American Airlines Has An Exclusive Air Travel Rights For The 2026 FIFA World Cup
In Q1, American recorded total operating revenues of $12.6 billion, down 0.2% year-over-year on a 2.1% uptick in operating expenses. Revenue took an estimated $200 million hit from the fatal American Eagle Flight 5342 crash in Washington, D.C., in January, and the carrier posted a net loss of $473 million for the quarter, widened from a net loss of $312 million in the year-ago period. The airline ended Q1 with $10.8 billion in total available liquidity.
American’s total unit revenue was up 0.7% year-over-year on strength in international. The carrier noted continued growth in premium and loyalty, with spend on its co-branded credit card up by 8%—believing it is “on track” for targeted cash remuneration growth of 10% annually.

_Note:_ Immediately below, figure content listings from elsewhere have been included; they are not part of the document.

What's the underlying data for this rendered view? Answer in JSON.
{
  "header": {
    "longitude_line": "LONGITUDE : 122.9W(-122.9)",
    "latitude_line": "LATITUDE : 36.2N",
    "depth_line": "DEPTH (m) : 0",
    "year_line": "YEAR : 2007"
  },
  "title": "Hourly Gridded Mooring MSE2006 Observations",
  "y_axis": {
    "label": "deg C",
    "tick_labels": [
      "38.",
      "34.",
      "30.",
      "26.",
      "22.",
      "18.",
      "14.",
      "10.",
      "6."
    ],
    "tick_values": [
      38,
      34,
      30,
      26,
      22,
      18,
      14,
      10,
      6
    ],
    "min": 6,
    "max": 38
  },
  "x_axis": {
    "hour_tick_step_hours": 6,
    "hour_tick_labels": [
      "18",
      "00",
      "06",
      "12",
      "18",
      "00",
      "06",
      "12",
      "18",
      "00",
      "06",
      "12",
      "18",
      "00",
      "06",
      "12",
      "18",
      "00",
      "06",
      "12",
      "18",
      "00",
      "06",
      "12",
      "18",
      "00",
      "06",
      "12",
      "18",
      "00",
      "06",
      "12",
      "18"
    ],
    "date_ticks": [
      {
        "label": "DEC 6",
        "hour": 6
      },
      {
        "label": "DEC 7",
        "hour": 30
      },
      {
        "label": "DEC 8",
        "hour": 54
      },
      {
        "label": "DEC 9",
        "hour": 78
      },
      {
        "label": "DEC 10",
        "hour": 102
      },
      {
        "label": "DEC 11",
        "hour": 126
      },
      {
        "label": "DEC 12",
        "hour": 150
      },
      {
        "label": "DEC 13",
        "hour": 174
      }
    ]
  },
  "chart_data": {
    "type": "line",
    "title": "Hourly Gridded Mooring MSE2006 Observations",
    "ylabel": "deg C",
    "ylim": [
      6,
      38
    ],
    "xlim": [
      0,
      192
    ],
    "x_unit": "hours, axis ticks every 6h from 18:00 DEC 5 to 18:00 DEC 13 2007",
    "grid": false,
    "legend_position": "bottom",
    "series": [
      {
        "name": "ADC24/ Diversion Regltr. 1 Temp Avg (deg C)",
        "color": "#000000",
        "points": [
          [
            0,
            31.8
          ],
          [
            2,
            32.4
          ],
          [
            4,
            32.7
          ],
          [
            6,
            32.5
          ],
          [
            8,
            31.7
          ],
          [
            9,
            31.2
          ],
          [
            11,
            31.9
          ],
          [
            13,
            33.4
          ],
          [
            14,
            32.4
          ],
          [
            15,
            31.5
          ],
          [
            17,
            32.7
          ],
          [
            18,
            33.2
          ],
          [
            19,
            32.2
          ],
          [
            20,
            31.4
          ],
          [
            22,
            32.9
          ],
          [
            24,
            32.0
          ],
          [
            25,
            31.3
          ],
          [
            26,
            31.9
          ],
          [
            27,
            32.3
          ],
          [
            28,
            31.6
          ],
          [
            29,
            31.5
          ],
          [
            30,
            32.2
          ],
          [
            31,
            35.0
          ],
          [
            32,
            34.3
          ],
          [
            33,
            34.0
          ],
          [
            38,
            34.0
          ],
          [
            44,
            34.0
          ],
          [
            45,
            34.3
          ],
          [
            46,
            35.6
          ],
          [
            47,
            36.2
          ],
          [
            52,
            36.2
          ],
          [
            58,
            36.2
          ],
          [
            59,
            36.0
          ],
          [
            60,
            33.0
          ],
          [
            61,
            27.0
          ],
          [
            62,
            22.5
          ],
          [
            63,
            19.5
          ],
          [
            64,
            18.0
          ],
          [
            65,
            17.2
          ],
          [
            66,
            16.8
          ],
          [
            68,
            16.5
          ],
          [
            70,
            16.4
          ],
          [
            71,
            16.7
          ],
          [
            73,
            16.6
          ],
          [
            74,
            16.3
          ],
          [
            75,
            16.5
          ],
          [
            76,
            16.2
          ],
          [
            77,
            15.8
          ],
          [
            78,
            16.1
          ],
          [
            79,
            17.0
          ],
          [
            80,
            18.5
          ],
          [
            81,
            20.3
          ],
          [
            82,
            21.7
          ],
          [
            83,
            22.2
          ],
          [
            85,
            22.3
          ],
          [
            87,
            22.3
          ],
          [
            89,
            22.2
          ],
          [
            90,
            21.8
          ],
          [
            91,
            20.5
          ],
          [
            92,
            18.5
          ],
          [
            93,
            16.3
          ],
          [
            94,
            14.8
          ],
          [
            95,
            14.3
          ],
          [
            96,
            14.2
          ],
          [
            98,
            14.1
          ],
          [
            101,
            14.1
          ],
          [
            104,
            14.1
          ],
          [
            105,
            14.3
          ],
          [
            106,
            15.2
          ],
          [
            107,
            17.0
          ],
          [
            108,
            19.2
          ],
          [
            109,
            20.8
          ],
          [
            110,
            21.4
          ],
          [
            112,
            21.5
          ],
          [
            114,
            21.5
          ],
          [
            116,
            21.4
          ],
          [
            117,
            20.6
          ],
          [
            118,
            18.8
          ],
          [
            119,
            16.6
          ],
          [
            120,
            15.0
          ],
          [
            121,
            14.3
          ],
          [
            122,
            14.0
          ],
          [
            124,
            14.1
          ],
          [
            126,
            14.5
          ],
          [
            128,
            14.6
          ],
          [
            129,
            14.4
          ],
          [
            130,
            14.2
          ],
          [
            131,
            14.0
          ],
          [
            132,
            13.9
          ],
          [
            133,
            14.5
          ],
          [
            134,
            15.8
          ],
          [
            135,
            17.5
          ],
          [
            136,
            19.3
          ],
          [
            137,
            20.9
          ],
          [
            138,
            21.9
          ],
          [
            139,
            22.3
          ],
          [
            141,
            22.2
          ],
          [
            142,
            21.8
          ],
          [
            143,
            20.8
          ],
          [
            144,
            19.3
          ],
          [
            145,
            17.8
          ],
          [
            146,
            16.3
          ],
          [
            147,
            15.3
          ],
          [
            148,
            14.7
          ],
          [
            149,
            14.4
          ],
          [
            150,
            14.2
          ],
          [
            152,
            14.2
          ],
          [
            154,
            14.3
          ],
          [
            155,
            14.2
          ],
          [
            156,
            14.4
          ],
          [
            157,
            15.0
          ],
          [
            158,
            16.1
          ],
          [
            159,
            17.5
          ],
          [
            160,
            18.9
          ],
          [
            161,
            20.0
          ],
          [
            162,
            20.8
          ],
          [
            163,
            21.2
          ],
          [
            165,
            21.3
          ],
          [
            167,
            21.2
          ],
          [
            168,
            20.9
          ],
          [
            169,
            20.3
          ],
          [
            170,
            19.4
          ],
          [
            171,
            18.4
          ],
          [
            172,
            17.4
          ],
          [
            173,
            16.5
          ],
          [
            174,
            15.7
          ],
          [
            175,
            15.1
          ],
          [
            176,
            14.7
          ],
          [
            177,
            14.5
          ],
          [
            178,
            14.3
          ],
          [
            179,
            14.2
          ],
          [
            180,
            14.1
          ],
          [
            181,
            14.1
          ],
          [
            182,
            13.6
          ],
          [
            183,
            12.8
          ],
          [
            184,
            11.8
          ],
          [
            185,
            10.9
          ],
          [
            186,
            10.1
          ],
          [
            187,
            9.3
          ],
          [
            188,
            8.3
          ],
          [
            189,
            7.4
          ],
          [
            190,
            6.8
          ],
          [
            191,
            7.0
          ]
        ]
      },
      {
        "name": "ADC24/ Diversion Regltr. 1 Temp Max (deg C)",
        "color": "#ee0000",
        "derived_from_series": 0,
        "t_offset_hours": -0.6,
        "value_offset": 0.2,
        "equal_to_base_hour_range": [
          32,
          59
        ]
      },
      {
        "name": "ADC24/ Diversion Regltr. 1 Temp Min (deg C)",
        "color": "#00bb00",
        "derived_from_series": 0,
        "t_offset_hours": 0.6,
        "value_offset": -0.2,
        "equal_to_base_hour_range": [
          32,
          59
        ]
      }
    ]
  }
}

Looking ahead, American’s guidance for the second quarter (Q2) forecasts revenue to be in the range of down 2% to up 1% versus the year-ago period, as it anticipates softness in the domestic main cabin to continue. Partially offsetting this challenge are expectations that long-haul international and premium bookings will outperform on a year-over-year basis. American forecasts adjusted operating margin for the coming quarter to be 6%-8.5% versus Q2 2024.
Despite current headwinds, American is optimistic that improvements are ahead. There is an awareness of sentiments surrounding uncertainty, Isom said, describing the U.S. administration as wanting to get back on track as soon as possible.